Monday, May 28, 2012

it's really tired

Yes I do. I'm tired with all miserable thing that happened lately. I'm tired of feeling sick, heartache, and unwanted. I'm tired with all people who keep on pretending and lie and selfish like hell. I'm tired with all these shit. I wanna move on. I wanna set myself free. I wanna have fun. I wanna forget everything that might make my heart crushed and fuck all people who acted dumb in front of me. I wanna fight for it, enjoy every moment in my life without fear and tears.

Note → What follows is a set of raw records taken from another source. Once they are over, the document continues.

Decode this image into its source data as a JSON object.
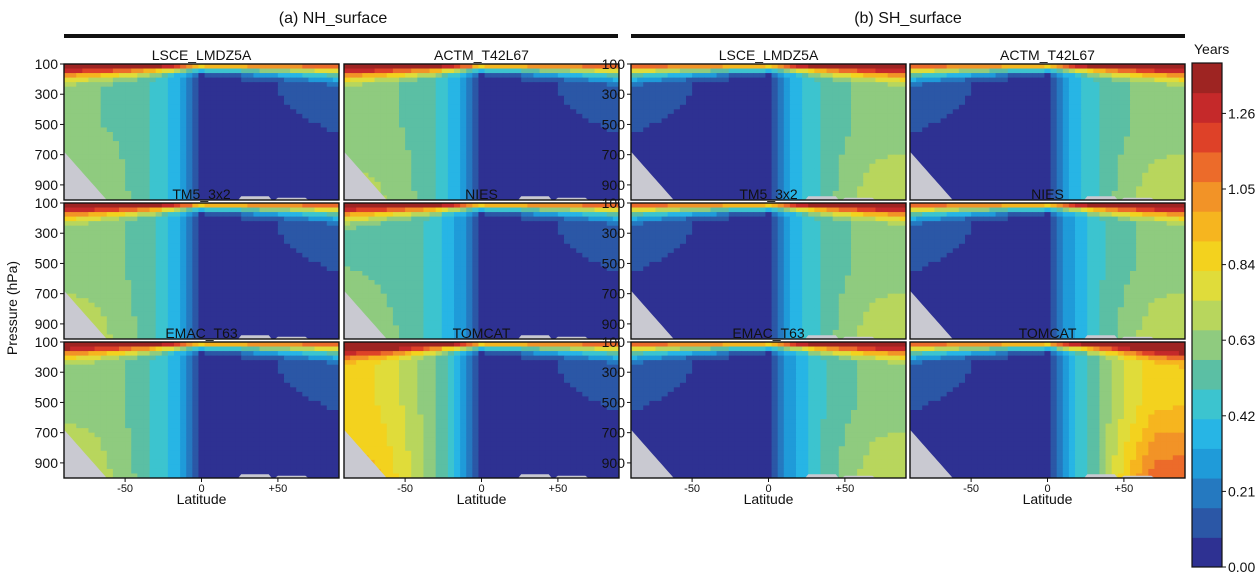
{
  "chart_data": {
    "type": "heatmap",
    "ylabel": "Pressure (hPa)",
    "xlabel": "Latitude",
    "x_ticks": [
      "-50",
      "0",
      "+50"
    ],
    "x_tick_values": [
      -50,
      0,
      50
    ],
    "xlim": [
      -90,
      90
    ],
    "y_ticks": [
      "100",
      "300",
      "500",
      "700",
      "900"
    ],
    "y_tick_values": [
      100,
      300,
      500,
      700,
      900
    ],
    "ylim": [
      1000,
      100
    ],
    "colorbar": {
      "label": "Years",
      "range": [
        0,
        1.4
      ],
      "ticks": [
        "1.26",
        "1.05",
        "0.84",
        "0.63",
        "0.42",
        "0.21",
        "0.00"
      ],
      "tick_values": [
        1.26,
        1.05,
        0.84,
        0.63,
        0.42,
        0.21,
        0.0
      ],
      "colors": [
        "#2e3192",
        "#2b57a6",
        "#2579c0",
        "#1f9bd9",
        "#27b5e5",
        "#3cc4cf",
        "#5bbfa4",
        "#8fcb7f",
        "#b8d65d",
        "#e0dc3a",
        "#f3d21e",
        "#f6b51f",
        "#f29327",
        "#ec6b2a",
        "#de4128",
        "#c5292a",
        "#9e2422"
      ]
    },
    "groups": [
      {
        "title": "(a) NH_surface",
        "source": "NH",
        "panels": [
          {
            "title": "LSCE_LMDZ5A",
            "tropics": 0.6,
            "extra": 0.6,
            "lowboost": 0.08
          },
          {
            "title": "ACTM_T42L67",
            "tropics": 0.62,
            "extra": 0.62,
            "lowboost": 0.08
          },
          {
            "title": "TM5_3x2",
            "tropics": 0.62,
            "extra": 0.63,
            "lowboost": 0.09
          },
          {
            "title": "NIES",
            "tropics": 0.58,
            "extra": 0.58,
            "lowboost": 0.06
          },
          {
            "title": "EMAC_T63",
            "tropics": 0.6,
            "extra": 0.64,
            "lowboost": 0.09
          },
          {
            "title": "TOMCAT",
            "tropics": 0.72,
            "extra": 0.85,
            "lowboost": 0.1
          }
        ]
      },
      {
        "title": "(b) SH_surface",
        "source": "SH",
        "panels": [
          {
            "title": "LSCE_LMDZ5A",
            "tropics": 0.6,
            "extra": 0.62,
            "lowboost": 0.12
          },
          {
            "title": "ACTM_T42L67",
            "tropics": 0.6,
            "extra": 0.62,
            "lowboost": 0.12
          },
          {
            "title": "TM5_3x2",
            "tropics": 0.6,
            "extra": 0.62,
            "lowboost": 0.12
          },
          {
            "title": "NIES",
            "tropics": 0.58,
            "extra": 0.62,
            "lowboost": 0.12
          },
          {
            "title": "EMAC_T63",
            "tropics": 0.58,
            "extra": 0.62,
            "lowboost": 0.12
          },
          {
            "title": "TOMCAT",
            "tropics": 0.68,
            "extra": 0.9,
            "lowboost": 0.25
          }
        ]
      }
    ]
  }
}
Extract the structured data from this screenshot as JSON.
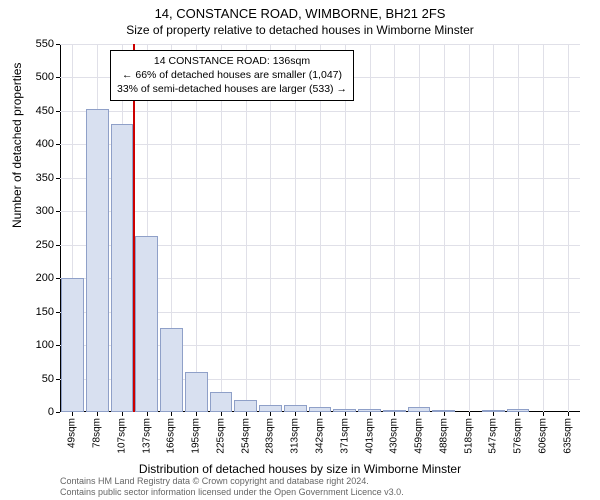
{
  "title": {
    "main": "14, CONSTANCE ROAD, WIMBORNE, BH21 2FS",
    "sub": "Size of property relative to detached houses in Wimborne Minster"
  },
  "chart": {
    "type": "histogram",
    "x_categories": [
      "49sqm",
      "78sqm",
      "107sqm",
      "137sqm",
      "166sqm",
      "195sqm",
      "225sqm",
      "254sqm",
      "283sqm",
      "313sqm",
      "342sqm",
      "371sqm",
      "401sqm",
      "430sqm",
      "459sqm",
      "488sqm",
      "518sqm",
      "547sqm",
      "576sqm",
      "606sqm",
      "635sqm"
    ],
    "values": [
      200,
      453,
      430,
      263,
      125,
      60,
      30,
      18,
      10,
      10,
      8,
      5,
      4,
      3,
      8,
      2,
      0,
      2,
      5,
      0,
      0
    ],
    "ylim": [
      0,
      550
    ],
    "ytick_step": 50,
    "bar_fill": "#d8e0f0",
    "bar_stroke": "#8fa0c8",
    "grid_color": "#e0e0e8",
    "background_color": "#ffffff",
    "reference_line": {
      "index_after_bar": 2,
      "color": "#cc0000",
      "width": 2
    },
    "ylabel": "Number of detached properties",
    "xlabel": "Distribution of detached houses by size in Wimborne Minster",
    "label_fontsize": 12,
    "tick_fontsize": 11
  },
  "annotation": {
    "line1": "14 CONSTANCE ROAD: 136sqm",
    "line2": "← 66% of detached houses are smaller (1,047)",
    "line3": "33% of semi-detached houses are larger (533) →"
  },
  "footer": {
    "line1": "Contains HM Land Registry data © Crown copyright and database right 2024.",
    "line2": "Contains public sector information licensed under the Open Government Licence v3.0."
  }
}
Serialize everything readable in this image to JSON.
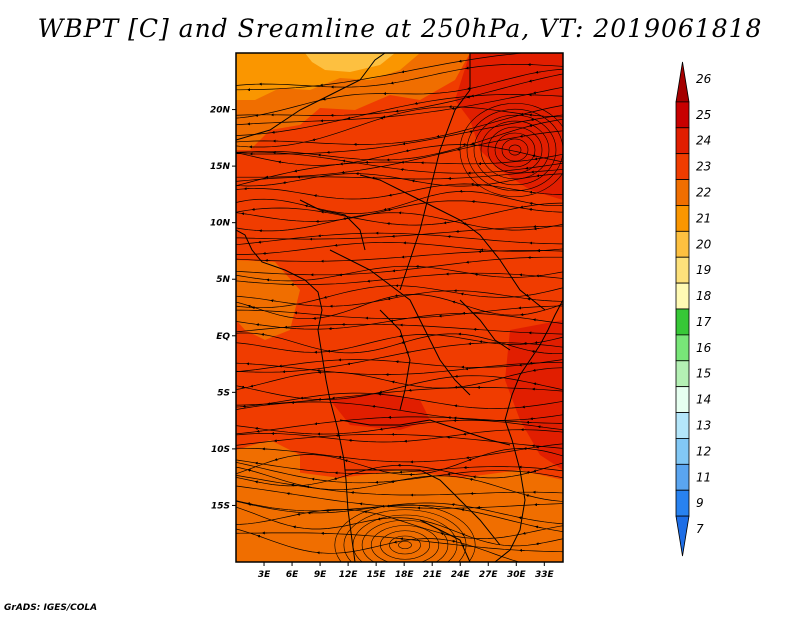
{
  "map": {
    "title": "WBPT [C] and Sreamline at 250hPa, VT: 2019061818",
    "credit": "GrADS: IGES/COLA",
    "lat_labels": [
      {
        "text": "20N",
        "lat": 20
      },
      {
        "text": "15N",
        "lat": 15
      },
      {
        "text": "10N",
        "lat": 10
      },
      {
        "text": "5N",
        "lat": 5
      },
      {
        "text": "EQ",
        "lat": 0
      },
      {
        "text": "5S",
        "lat": -5
      },
      {
        "text": "10S",
        "lat": -10
      },
      {
        "text": "15S",
        "lat": -15
      }
    ],
    "lon_labels": [
      {
        "text": "3E",
        "lon": 3
      },
      {
        "text": "6E",
        "lon": 6
      },
      {
        "text": "9E",
        "lon": 9
      },
      {
        "text": "12E",
        "lon": 12
      },
      {
        "text": "15E",
        "lon": 15
      },
      {
        "text": "18E",
        "lon": 18
      },
      {
        "text": "21E",
        "lon": 21
      },
      {
        "text": "24E",
        "lon": 24
      },
      {
        "text": "27E",
        "lon": 27
      },
      {
        "text": "30E",
        "lon": 30
      },
      {
        "text": "33E",
        "lon": 33
      }
    ],
    "domain": {
      "lon_min": 0,
      "lon_max": 35,
      "lat_min": -20,
      "lat_max": 25
    },
    "colorbar": {
      "levels": [
        {
          "label": "26",
          "color": "#a50000"
        },
        {
          "label": "25",
          "color": "#c80000"
        },
        {
          "label": "24",
          "color": "#e11e00"
        },
        {
          "label": "23",
          "color": "#f03c00"
        },
        {
          "label": "22",
          "color": "#f06e00"
        },
        {
          "label": "21",
          "color": "#fa9600"
        },
        {
          "label": "20",
          "color": "#fdc040"
        },
        {
          "label": "19",
          "color": "#fde17b"
        },
        {
          "label": "18",
          "color": "#fffab4"
        },
        {
          "label": "17",
          "color": "#37c837"
        },
        {
          "label": "16",
          "color": "#78e678"
        },
        {
          "label": "15",
          "color": "#b4f0b4"
        },
        {
          "label": "14",
          "color": "#e6fff0"
        },
        {
          "label": "13",
          "color": "#b4e6fa"
        },
        {
          "label": "12",
          "color": "#82c8f5"
        },
        {
          "label": "11",
          "color": "#5aa5f0"
        },
        {
          "label": "9",
          "color": "#2882f0"
        },
        {
          "label": "7",
          "color": "#1e6ee6"
        }
      ]
    }
  }
}
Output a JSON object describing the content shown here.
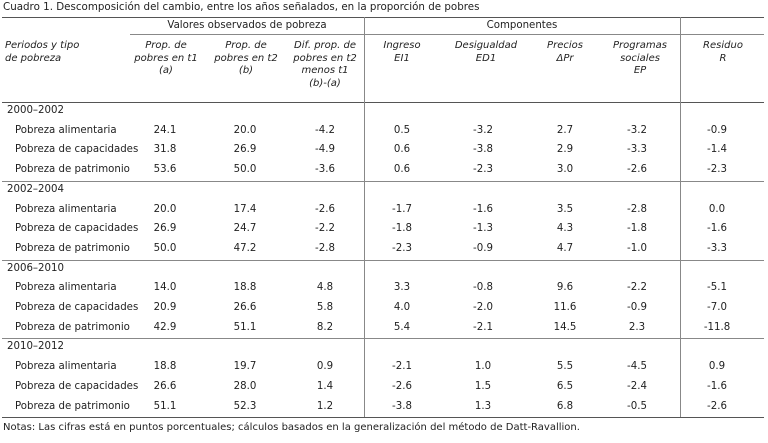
{
  "caption": "Cuadro 1. Descomposición del cambio, entre los años señalados, en la proporción de pobres",
  "group_headers": {
    "observed": "Valores observados de pobreza",
    "components": "Componentes"
  },
  "column_headers": {
    "periodo": "Periodos y tipo\nde pobreza",
    "t1": "Prop. de\npobres en t1\n(a)",
    "t2": "Prop. de\npobres en t2\n(b)",
    "dif": "Dif. prop. de\npobres en t2\nmenos t1\n(b)-(a)",
    "ingreso": "Ingreso\nEI1",
    "desigualdad": "Desigualdad\nED1",
    "precios": "Precios\nΔPr",
    "programas": "Programas\nsociales\nEP",
    "residuo": "Residuo\nR"
  },
  "sections": [
    {
      "period": "2000–2002",
      "rows": [
        {
          "label": "Pobreza alimentaria",
          "t1": "24.1",
          "t2": "20.0",
          "dif": "-4.2",
          "ingreso": "0.5",
          "desigualdad": "-3.2",
          "precios": "2.7",
          "programas": "-3.2",
          "residuo": "-0.9"
        },
        {
          "label": "Pobreza de capacidades",
          "t1": "31.8",
          "t2": "26.9",
          "dif": "-4.9",
          "ingreso": "0.6",
          "desigualdad": "-3.8",
          "precios": "2.9",
          "programas": "-3.3",
          "residuo": "-1.4"
        },
        {
          "label": "Pobreza de patrimonio",
          "t1": "53.6",
          "t2": "50.0",
          "dif": "-3.6",
          "ingreso": "0.6",
          "desigualdad": "-2.3",
          "precios": "3.0",
          "programas": "-2.6",
          "residuo": "-2.3"
        }
      ]
    },
    {
      "period": "2002–2004",
      "rows": [
        {
          "label": "Pobreza alimentaria",
          "t1": "20.0",
          "t2": "17.4",
          "dif": "-2.6",
          "ingreso": "-1.7",
          "desigualdad": "-1.6",
          "precios": "3.5",
          "programas": "-2.8",
          "residuo": "0.0"
        },
        {
          "label": "Pobreza de capacidades",
          "t1": "26.9",
          "t2": "24.7",
          "dif": "-2.2",
          "ingreso": "-1.8",
          "desigualdad": "-1.3",
          "precios": "4.3",
          "programas": "-1.8",
          "residuo": "-1.6"
        },
        {
          "label": "Pobreza de patrimonio",
          "t1": "50.0",
          "t2": "47.2",
          "dif": "-2.8",
          "ingreso": "-2.3",
          "desigualdad": "-0.9",
          "precios": "4.7",
          "programas": "-1.0",
          "residuo": "-3.3"
        }
      ]
    },
    {
      "period": "2006–2010",
      "rows": [
        {
          "label": "Pobreza alimentaria",
          "t1": "14.0",
          "t2": "18.8",
          "dif": "4.8",
          "ingreso": "3.3",
          "desigualdad": "-0.8",
          "precios": "9.6",
          "programas": "-2.2",
          "residuo": "-5.1"
        },
        {
          "label": "Pobreza de capacidades",
          "t1": "20.9",
          "t2": "26.6",
          "dif": "5.8",
          "ingreso": "4.0",
          "desigualdad": "-2.0",
          "precios": "11.6",
          "programas": "-0.9",
          "residuo": "-7.0"
        },
        {
          "label": "Pobreza de patrimonio",
          "t1": "42.9",
          "t2": "51.1",
          "dif": "8.2",
          "ingreso": "5.4",
          "desigualdad": "-2.1",
          "precios": "14.5",
          "programas": "2.3",
          "residuo": "-11.8"
        }
      ]
    },
    {
      "period": "2010–2012",
      "rows": [
        {
          "label": "Pobreza alimentaria",
          "t1": "18.8",
          "t2": "19.7",
          "dif": "0.9",
          "ingreso": "-2.1",
          "desigualdad": "1.0",
          "precios": "5.5",
          "programas": "-4.5",
          "residuo": "0.9"
        },
        {
          "label": "Pobreza de capacidades",
          "t1": "26.6",
          "t2": "28.0",
          "dif": "1.4",
          "ingreso": "-2.6",
          "desigualdad": "1.5",
          "precios": "6.5",
          "programas": "-2.4",
          "residuo": "-1.6"
        },
        {
          "label": "Pobreza de patrimonio",
          "t1": "51.1",
          "t2": "52.3",
          "dif": "1.2",
          "ingreso": "-3.8",
          "desigualdad": "1.3",
          "precios": "6.8",
          "programas": "-0.5",
          "residuo": "-2.6"
        }
      ]
    }
  ],
  "notes": "Notas: Las cifras está en puntos porcentuales; cálculos basados en la generalización del método de Datt-Ravallion."
}
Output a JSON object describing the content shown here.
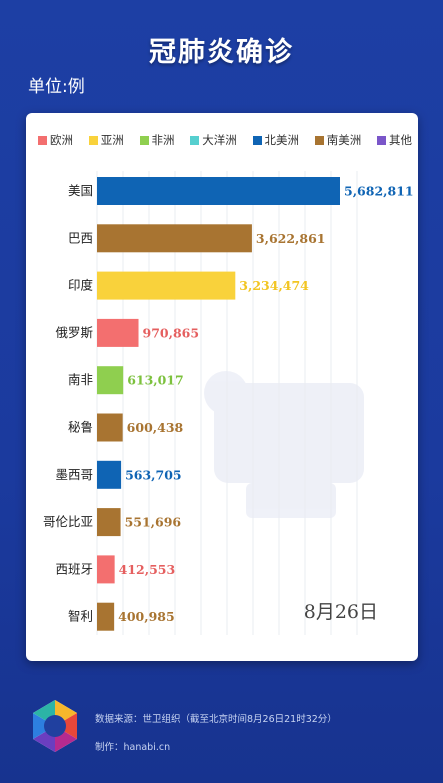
{
  "title": "冠肺炎确诊",
  "unit": "单位:例",
  "legend": [
    {
      "label": "欧洲",
      "color": "#f36f6f"
    },
    {
      "label": "亚洲",
      "color": "#f9d23b"
    },
    {
      "label": "非洲",
      "color": "#8fcf4f"
    },
    {
      "label": "大洋洲",
      "color": "#56cfcf"
    },
    {
      "label": "北美洲",
      "color": "#0f64b4"
    },
    {
      "label": "南美洲",
      "color": "#a87431"
    },
    {
      "label": "其他",
      "color": "#7a56c9"
    }
  ],
  "date": "8月26日",
  "footer": {
    "source": "数据来源：世卫组织（截至北京时间8月26日21时32分）",
    "credit": "制作：hanabi.cn"
  },
  "chart_data": {
    "type": "bar",
    "orientation": "horizontal",
    "categories": [
      "美国",
      "巴西",
      "印度",
      "俄罗斯",
      "南非",
      "秘鲁",
      "墨西哥",
      "哥伦比亚",
      "西班牙",
      "智利"
    ],
    "values": [
      5682811,
      3622861,
      3234474,
      970865,
      613017,
      600438,
      563705,
      551696,
      412553,
      400985
    ],
    "value_labels": [
      "5,682,811",
      "3,622,861",
      "3,234,474",
      "970,865",
      "613,017",
      "600,438",
      "563,705",
      "551,696",
      "412,553",
      "400,985"
    ],
    "regions": [
      "北美洲",
      "南美洲",
      "亚洲",
      "欧洲",
      "非洲",
      "南美洲",
      "北美洲",
      "南美洲",
      "欧洲",
      "南美洲"
    ],
    "colors": [
      "#0f64b4",
      "#a87431",
      "#f9d23b",
      "#f36f6f",
      "#8fcf4f",
      "#a87431",
      "#0f64b4",
      "#a87431",
      "#f36f6f",
      "#a87431"
    ],
    "label_colors": [
      "#0f64b4",
      "#a87431",
      "#f2c522",
      "#e55f5f",
      "#7cc13d",
      "#a87431",
      "#0f64b4",
      "#a87431",
      "#e55f5f",
      "#a87431"
    ],
    "xlim": [
      0,
      5682811
    ],
    "grid": true,
    "legend_position": "top"
  }
}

I gave up.I got tired of always trying to make everything between us okay because I wanted you in my life. Then I realize that you didn't even care. Maybe I realized it's too late, but it's still hurts. Maybe I was hoping that we'd find a way to change and turn it back to what it used to be. I have to draw the line because there comes a point where I just had enough and I'd love to give up, but I never did because I had hope that it would change. Now, I think I have to make that decision because it's not fair to the both of us- especially me. It pains me to say this, maybe because I still care, but I have to tell you goodbye. I know what my problem is now. I can't let people go. I put so much effort into putting them in my life that I just hang onto them. But people change and things aren't what they used to be. I just wanted to tell you that I'm happy you've stepped into my life, even for a short while. You've made me realize a lot of thing about myself and the people around me. I don't regret ever being your girl. Thank you for your love, your attention, your kindness, your spontaneously jokes in purpose to make me smile and all those sweet or cute things you ever did. I'm going to miss you. So, for both our sake's, this is my goodbye.